Another situation where shape matters is in crystal growth. The energy penalty of creating a new surface by crystallisation is one reason why glasses exist.
Historically though opaque (white or milk) glasses have been made by controlled precipitation of crystals within a glassy matrix. Compounds of tin, arsenic, lead and antimony are particularly effective because their refractive indices are much higher than the glass.
Incident light suffered numerous reflections at each crystal-glass boundary so that little is transmitted, and the glass is opaque. The more boundaries and the larger the refractive index change the more effective are these opacifiers.
The additive concentrations are small enough that precipitation takes place just above the glass transition temperature when nucleation rates are high and growth rates low.
However, if the crystals are too small, less than the wavelength of light (0.5 µm), the optical physics changes and scattering falls away for a given quantity of precipitate.
For glass artists a problem arises. When reworking hot white glass, ‘coarsening’ occurs, driven by a reduction in surface energy; smaller particles re-dissolve and larger particles grow at their expense, maintaining the total concentration constant while reducing surface area.
So, opacity decreases and articles become more translucent because there are fewer boundaries.
Glasses coloured by metallic or semiconductor particles are strongly and selectively absorbing. Examples are gold, silver or copper precipitates giving the red (cranberry), yellow/orange, or deep red shades often found in tableware and stained-glass windows. Coarsening though spoils the size distribution and hence colour, particularly in reworked semiconductor doped glasses (Cd(S,Se)).
All those examples have smooth spherical particles because surface effects dominate. However, this changes when kinetic factors control the process.

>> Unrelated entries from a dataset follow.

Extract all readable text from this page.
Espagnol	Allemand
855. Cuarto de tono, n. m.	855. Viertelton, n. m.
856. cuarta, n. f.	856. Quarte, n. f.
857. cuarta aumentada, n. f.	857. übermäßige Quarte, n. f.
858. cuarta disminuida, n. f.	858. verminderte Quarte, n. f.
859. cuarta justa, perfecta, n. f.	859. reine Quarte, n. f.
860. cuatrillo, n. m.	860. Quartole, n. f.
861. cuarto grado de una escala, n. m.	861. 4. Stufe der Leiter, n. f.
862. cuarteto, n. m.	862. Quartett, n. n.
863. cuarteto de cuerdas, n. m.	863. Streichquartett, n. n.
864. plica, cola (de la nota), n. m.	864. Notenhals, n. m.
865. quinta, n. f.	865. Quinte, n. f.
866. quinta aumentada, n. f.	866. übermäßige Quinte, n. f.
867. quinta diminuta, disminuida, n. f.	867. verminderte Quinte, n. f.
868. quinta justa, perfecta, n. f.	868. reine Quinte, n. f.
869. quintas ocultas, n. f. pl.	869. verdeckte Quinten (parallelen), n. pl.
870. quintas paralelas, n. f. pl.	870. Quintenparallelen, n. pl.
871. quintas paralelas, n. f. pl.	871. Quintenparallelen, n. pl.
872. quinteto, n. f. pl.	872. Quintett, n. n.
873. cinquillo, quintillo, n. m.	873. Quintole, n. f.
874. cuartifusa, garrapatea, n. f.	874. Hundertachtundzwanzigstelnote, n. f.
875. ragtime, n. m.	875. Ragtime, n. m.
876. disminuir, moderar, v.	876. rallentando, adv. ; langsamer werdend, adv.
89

Thus, at lower temperatures diffusion coefficients fall rapidly and steeper concentration gradients occur. Random variations in surface profile in small particles means that part of the surface experiences a higher concentration than another and consequently grows more quickly. As it ‘runs’ ahead of its neighbours it wins the competition for access to new material and a protuberance on an otherwise flat surface is formed. Kinetics dominate over surface energy.
The result is often the dendritic (treelike) structures often seen in photographs of ice crystals in snow.

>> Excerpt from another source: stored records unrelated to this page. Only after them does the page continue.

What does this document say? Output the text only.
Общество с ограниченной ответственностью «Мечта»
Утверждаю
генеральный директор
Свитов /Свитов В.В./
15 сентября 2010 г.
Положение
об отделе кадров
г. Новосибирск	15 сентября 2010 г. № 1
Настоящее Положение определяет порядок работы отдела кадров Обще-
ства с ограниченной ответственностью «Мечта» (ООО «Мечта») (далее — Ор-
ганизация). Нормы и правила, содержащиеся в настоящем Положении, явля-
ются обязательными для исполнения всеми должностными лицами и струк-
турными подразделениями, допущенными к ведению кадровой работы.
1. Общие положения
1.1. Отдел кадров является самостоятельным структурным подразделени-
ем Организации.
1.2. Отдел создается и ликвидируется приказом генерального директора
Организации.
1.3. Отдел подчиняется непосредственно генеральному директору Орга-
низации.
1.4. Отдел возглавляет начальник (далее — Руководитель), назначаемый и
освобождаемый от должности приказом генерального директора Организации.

It also happens with 1) opal glasses reheated near their liquidus temperature and results in brittle products and 2) with silver halide crystals grown in a silicate matrix and led to an interesting product.
The silver halide dendritic crystal tips when exposed to light are reduced to silver metal nanoparticles whose shape (length to width ratio) depends on the conditions of exposure.

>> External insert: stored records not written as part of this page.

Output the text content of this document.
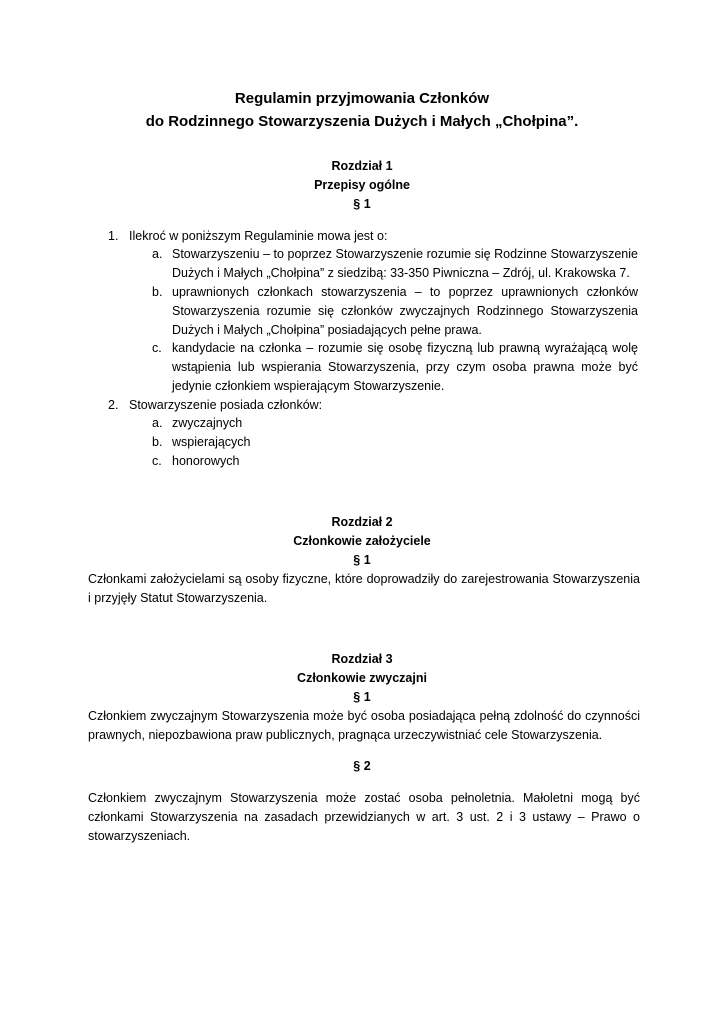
Regulamin przyjmowania Członków
do Rodzinnego Stowarzyszenia Dużych i Małych „Chołpina”.
Rozdział 1
Przepisy ogólne
§ 1
1. Ilekroć w poniższym Regulaminie mowa jest o:
a. Stowarzyszeniu – to poprzez Stowarzyszenie rozumie się Rodzinne Stowarzyszenie Dużych i Małych „Chołpina” z siedzibą: 33-350 Piwniczna – Zdrój, ul. Krakowska 7.
b. uprawnionych członkach stowarzyszenia – to poprzez uprawnionych członków Stowarzyszenia rozumie się członków zwyczajnych Rodzinnego Stowarzyszenia Dużych i Małych „Chołpina” posiadających pełne prawa.
c. kandydacie na członka – rozumie się osobę fizyczną lub prawną wyrażającą wolę wstąpienia lub wspierania Stowarzyszenia, przy czym osoba prawna może być jedynie członkiem wspierającym Stowarzyszenie.
2. Stowarzyszenie posiada członków:
a. zwyczajnych
b. wspierających
c. honorowych
Rozdział 2
Członkowie założyciele
§ 1
Członkami założycielami są osoby fizyczne, które doprowadziły do zarejestrowania Stowarzyszenia i przyjęły Statut Stowarzyszenia.
Rozdział 3
Członkowie zwyczajni
§ 1
Członkiem zwyczajnym Stowarzyszenia może być osoba posiadająca pełną zdolność do czynności prawnych, niepozbawiona praw publicznych, pragnąca urzeczywistniać cele Stowarzyszenia.
§ 2
Członkiem zwyczajnym Stowarzyszenia może zostać osoba pełnoletnia. Małoletni mogą być członkami Stowarzyszenia na zasadach przewidzianych w art. 3 ust. 2 i 3 ustawy – Prawo o stowarzyszeniach.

Changing the aspect ratio of these silver particles changed the energy levels for the free electrons and hence their optical absorption. So, strongly coloured images could be developed in glassware, with colours dependent on light exposure. Sadly, the technology proved too expensive for mass production.
Dendritic structures are also seen in glass ‘stones’ arising from AZS refractories. The solution sacs around them have a supersaturated zirconia-rich composition where dendritic zirconia crystals can form. The high refractive index of zirconia results in a characteristic, high contrast image under the microscope.
Cristobalite dendrites are also found in siliceous defects formed when there is insufficient sodium sulphate to fulfil its secondary role as surfactant; dendrites grow from pre-existing crystals.